Часы показывали почти десять, и почти все члены клуба были в сборе. Осталось дождаться Барсука, Салаира и Турка. Первый, чье бедро было прострелено в «Козырном короле», заехал в медпункт на перевязку. Двух других, видимо, что-то задержало в пути — им предстояло добираться до форпоста дальше всех, с буровой «Могучая».
Но раньше других проснулся сегодня Илюха. Не потому что он рано улегся вчера спать. Просто Горюев сдержал слово и привез ему ко дню рожденья подарок. Пускай не «блэйзер», как у дяди Горыныча, но тоже неплохую огнестрельную игрушку — полуавтоматический «хеклер-кох». Такой, как у дяди Хана, разве что на илюхином был установлен более сильный оптический прицел.
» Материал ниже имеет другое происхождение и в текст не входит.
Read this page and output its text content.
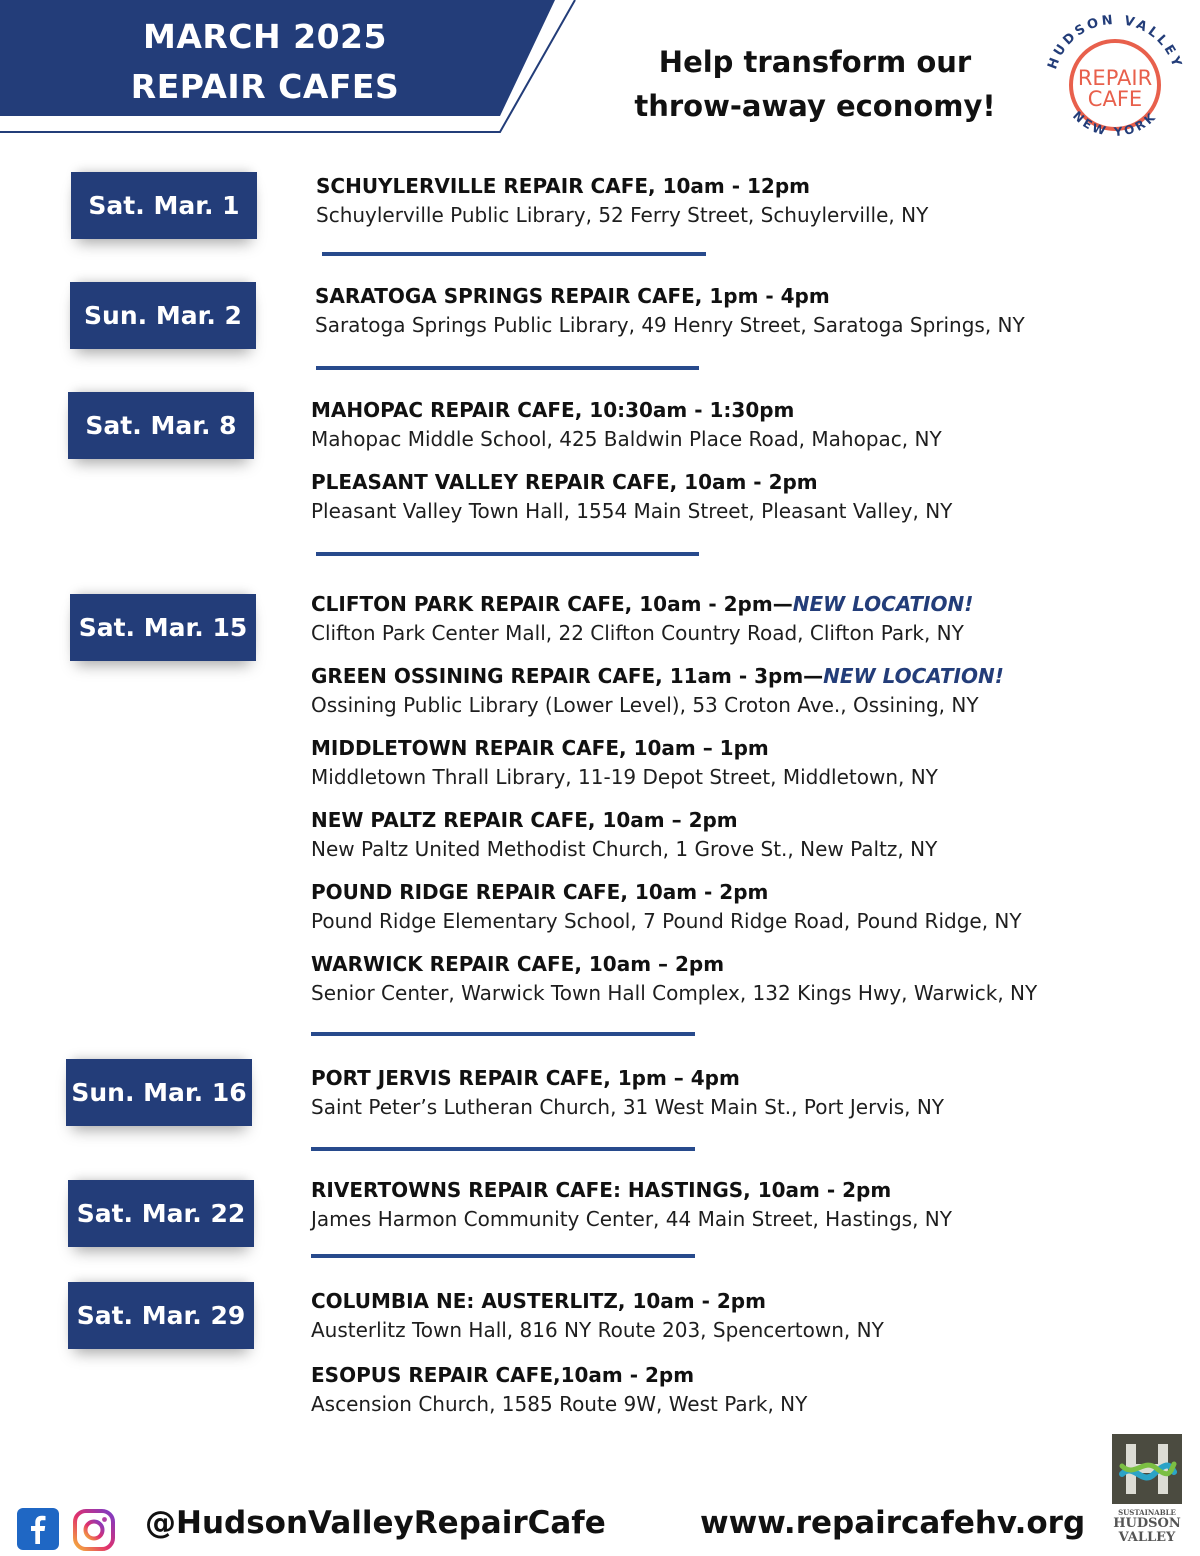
MARCH 2025
REPAIR CAFES
Help transform our
throw-away economy!
HUDSON VALLEY
NEW YORK
REPAIR
CAFE
Sat. Mar. 1
Sun. Mar. 2
Sat. Mar. 8
Sat. Mar. 15
Sun. Mar. 16
Sat. Mar. 22
Sat. Mar. 29
SCHUYLERVILLE REPAIR CAFE, 10am - 12pm
Schuylerville Public Library, 52 Ferry Street, Schuylerville, NY
SARATOGA SPRINGS REPAIR CAFE, 1pm - 4pm
Saratoga Springs Public Library, 49 Henry Street, Saratoga Springs, NY
MAHOPAC REPAIR CAFE, 10:30am - 1:30pm
Mahopac Middle School, 425 Baldwin Place Road, Mahopac, NY
PLEASANT VALLEY REPAIR CAFE, 10am - 2pm
Pleasant Valley Town Hall, 1554 Main Street, Pleasant Valley, NY
CLIFTON PARK REPAIR CAFE, 10am - 2pm—NEW LOCATION!
Clifton Park Center Mall, 22 Clifton Country Road, Clifton Park, NY
GREEN OSSINING REPAIR CAFE, 11am - 3pm—NEW LOCATION!
Ossining Public Library (Lower Level), 53 Croton Ave., Ossining, NY
MIDDLETOWN REPAIR CAFE, 10am – 1pm
Middletown Thrall Library, 11-19 Depot Street, Middletown, NY
NEW PALTZ REPAIR CAFE, 10am – 2pm
New Paltz United Methodist Church, 1 Grove St., New Paltz, NY
POUND RIDGE REPAIR CAFE, 10am - 2pm
Pound Ridge Elementary School, 7 Pound Ridge Road, Pound Ridge, NY
WARWICK REPAIR CAFE, 10am – 2pm
Senior Center, Warwick Town Hall Complex, 132 Kings Hwy, Warwick, NY
PORT JERVIS REPAIR CAFE, 1pm – 4pm
Saint Peter’s Lutheran Church, 31 West Main St., Port Jervis, NY
RIVERTOWNS REPAIR CAFE: HASTINGS, 10am - 2pm
James Harmon Community Center, 44 Main Street, Hastings, NY
COLUMBIA NE: AUSTERLITZ, 10am - 2pm
Austerlitz Town Hall, 816 NY Route 203, Spencertown, NY
ESOPUS REPAIR CAFE,10am - 2pm
Ascension Church, 1585 Route 9W, West Park, NY
@HudsonValleyRepairCafe	www.repaircafehv.org	SUSTAINABLE
HUDSON
VALLEY
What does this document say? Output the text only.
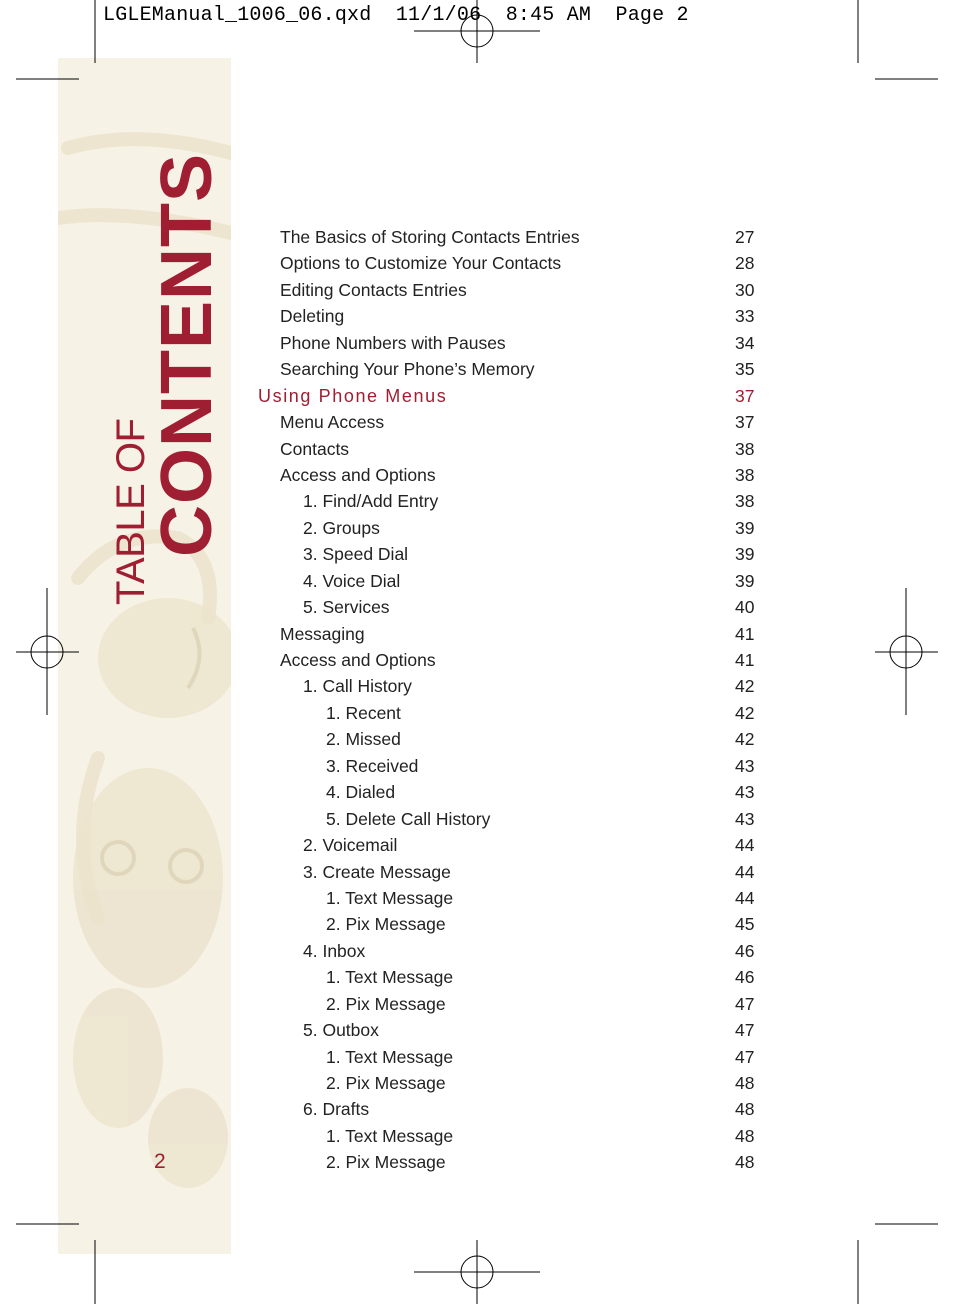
LGLEManual_1006_06.qxd 11/1/06 8:45 AM Page 2
TABLE OF
CONTENTS
2
The Basics of Storing Contacts Entries	27
Options to Customize Your Contacts	28
Editing Contacts Entries	30
Deleting	33
Phone Numbers with Pauses	34
Searching Your Phone’s Memory	35
Using Phone Menus	37
Menu Access	37
Contacts	38
Access and Options	38
1. Find/Add Entry	38
2. Groups	39
3. Speed Dial	39
4. Voice Dial	39
5. Services	40
Messaging	41
Access and Options	41
1. Call History	42
1. Recent	42
2. Missed	42
3. Received	43
4. Dialed	43
5. Delete Call History	43
2. Voicemail	44
3. Create Message	44
1. Text Message	44
2. Pix Message	45
4. Inbox	46
1. Text Message	46
2. Pix Message	47
5. Outbox	47
1. Text Message	47
2. Pix Message	48
6. Drafts	48
1. Text Message	48
2. Pix Message	48
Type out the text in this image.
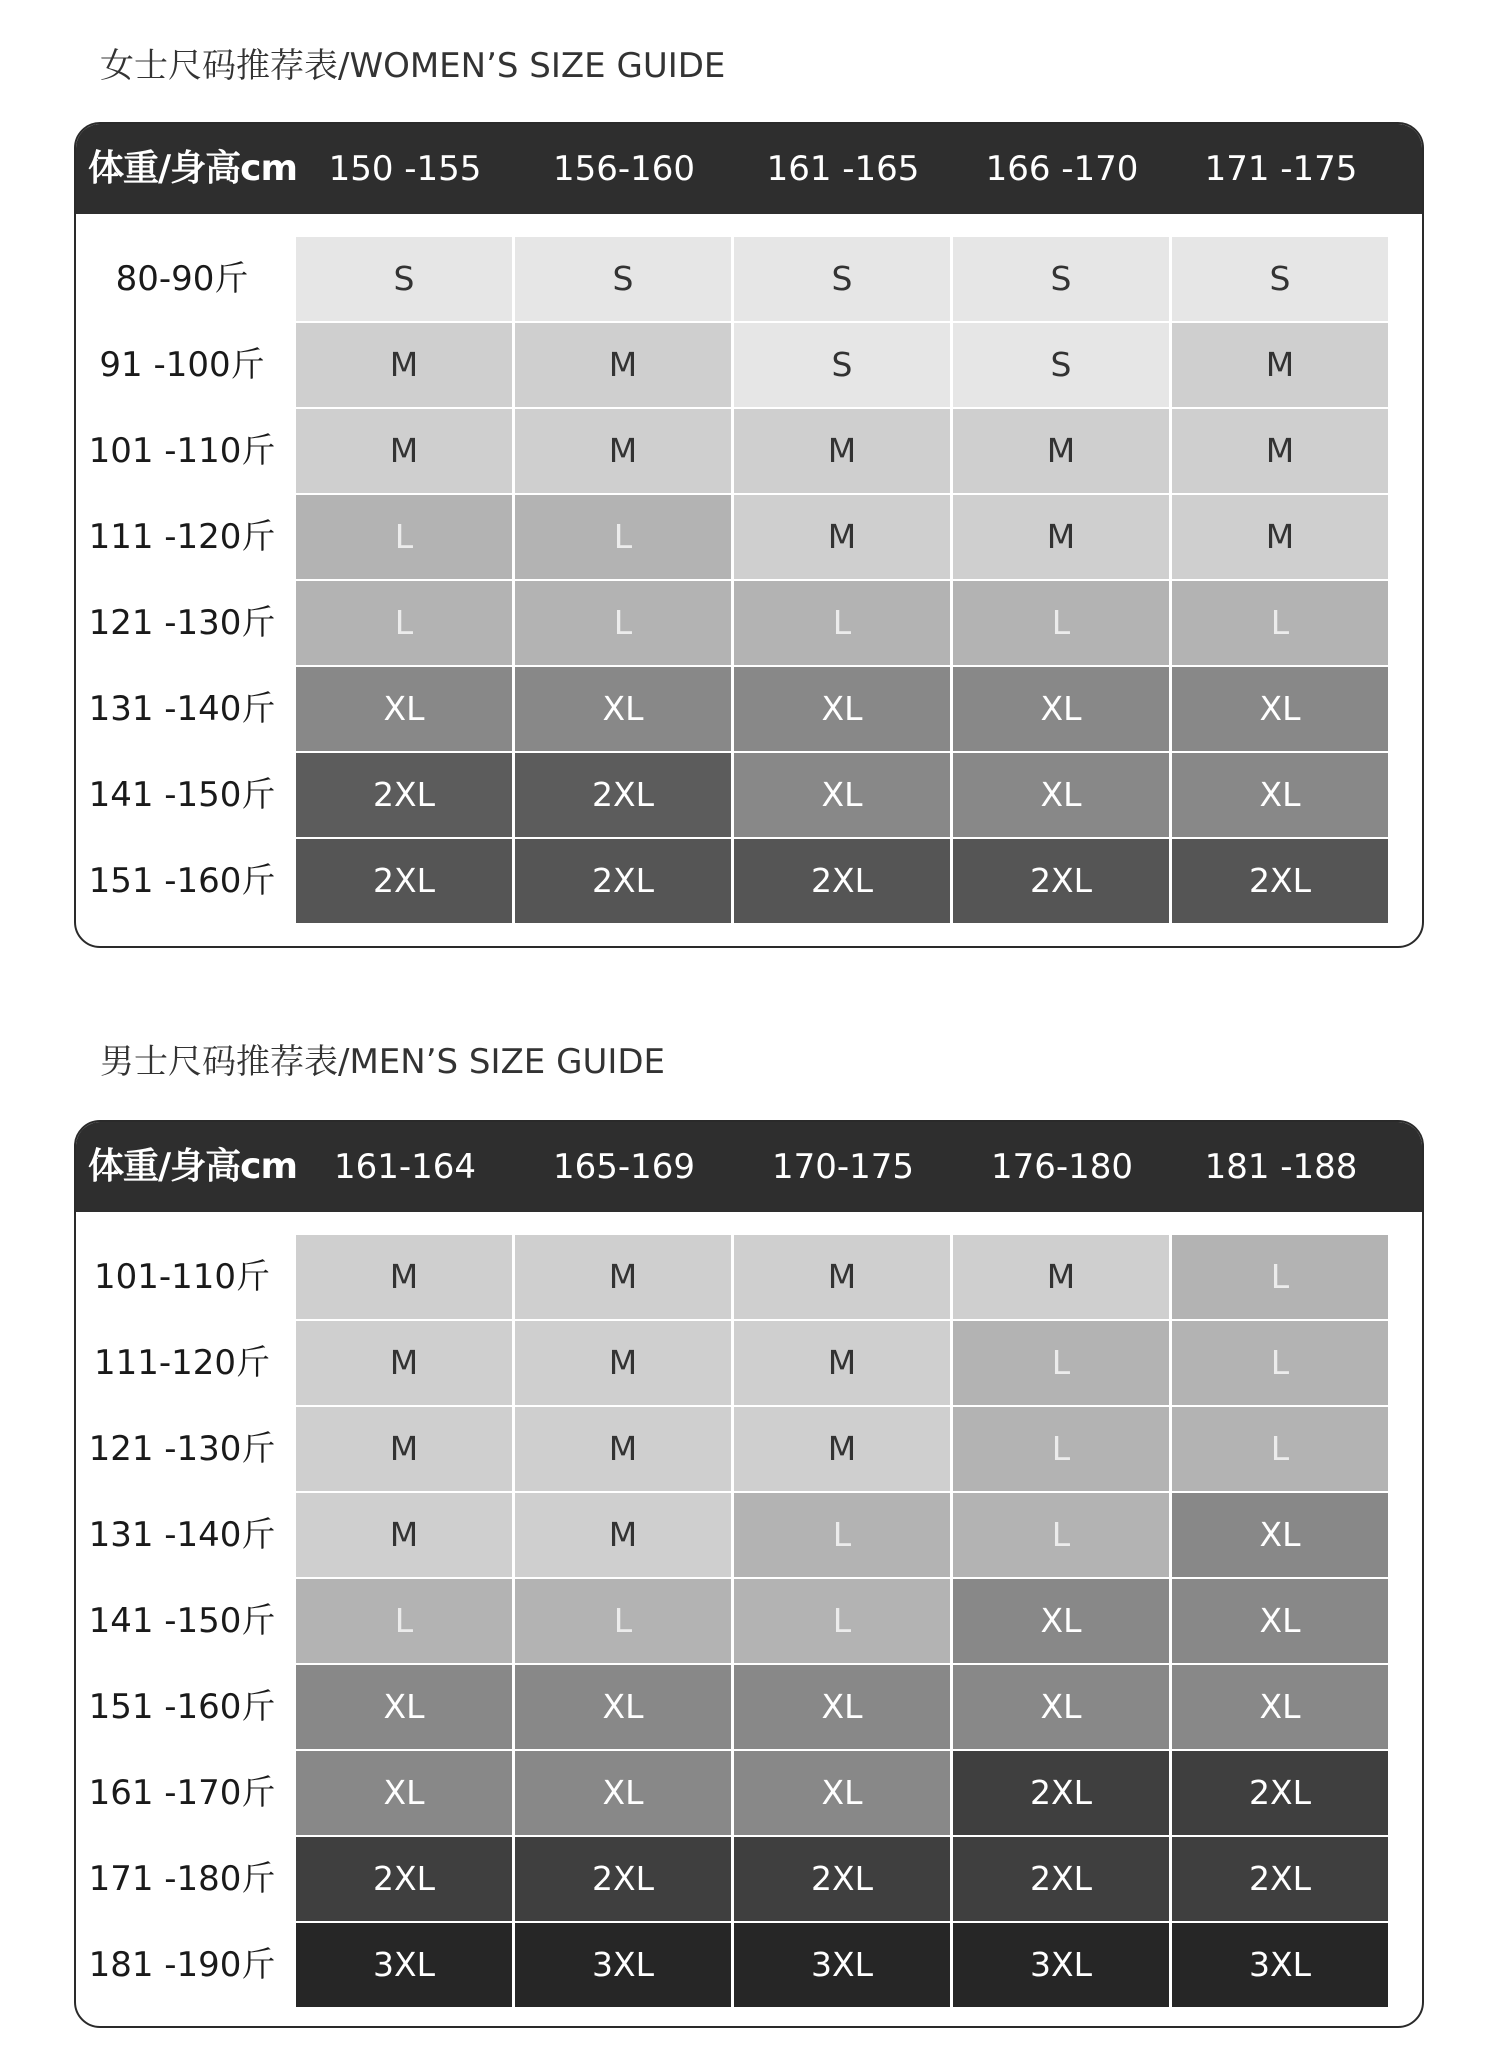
女士尺码推荐表/WOMEN’S SIZE GUIDE
体重/身高cm 150 -155	156-160	161 -165	166 -170	171 -175
80-90斤	S	S	S	S	S
91 -100斤	M	M	S	S	M
101 -110斤	M	M	M	M	M
111 -120斤	L	L	M	M	M
121 -130斤	L	L	L	L	L
131 -140斤	XL	XL	XL	XL	XL
141 -150斤	2XL	2XL	XL	XL	XL
151 -160斤	2XL	2XL	2XL	2XL	2XL
男士尺码推荐表/MEN’S SIZE GUIDE
体重/身高cm	161-164	165-169	170-175	176-180	181 -188
101-110斤	M	M	M	M	L
111-120斤	M	M	M	L	L
121 -130斤	M	M	M	L	L
131 -140斤	M	M	L	L	XL
141 -150斤	L	L	L	XL	XL
151 -160斤	XL	XL	XL	XL	XL
161 -170斤	XL	XL	XL	2XL	2XL
171 -180斤	2XL	2XL	2XL	2XL	2XL
181 -190斤	3XL	3XL	3XL	3XL	3XL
И вот теперь парень носился по форпосту с горюевским подарком, изнывая от желания опробовать его в деле. Но до начала охоты тренировочная стрельба была запрещена. Как Илюхе, так и всем остальным — дабы не пугать раньше времени «зверье» выстрелами. Покамест они звучали лишь у мальчишки в воображении, когда он, глядя в оптический прицел, наводил оружие на деревья, представляя вместо них «зверье» или своих злейших врагов.
— Ну охренеть теперь! — беззлобно проворчал Мизгирь, повертев в руках новую винтовку сына. — Да где это видано, чтобы детей одаривали такими крутыми пушками? И куда я супротив нее со своим стареньким карабином?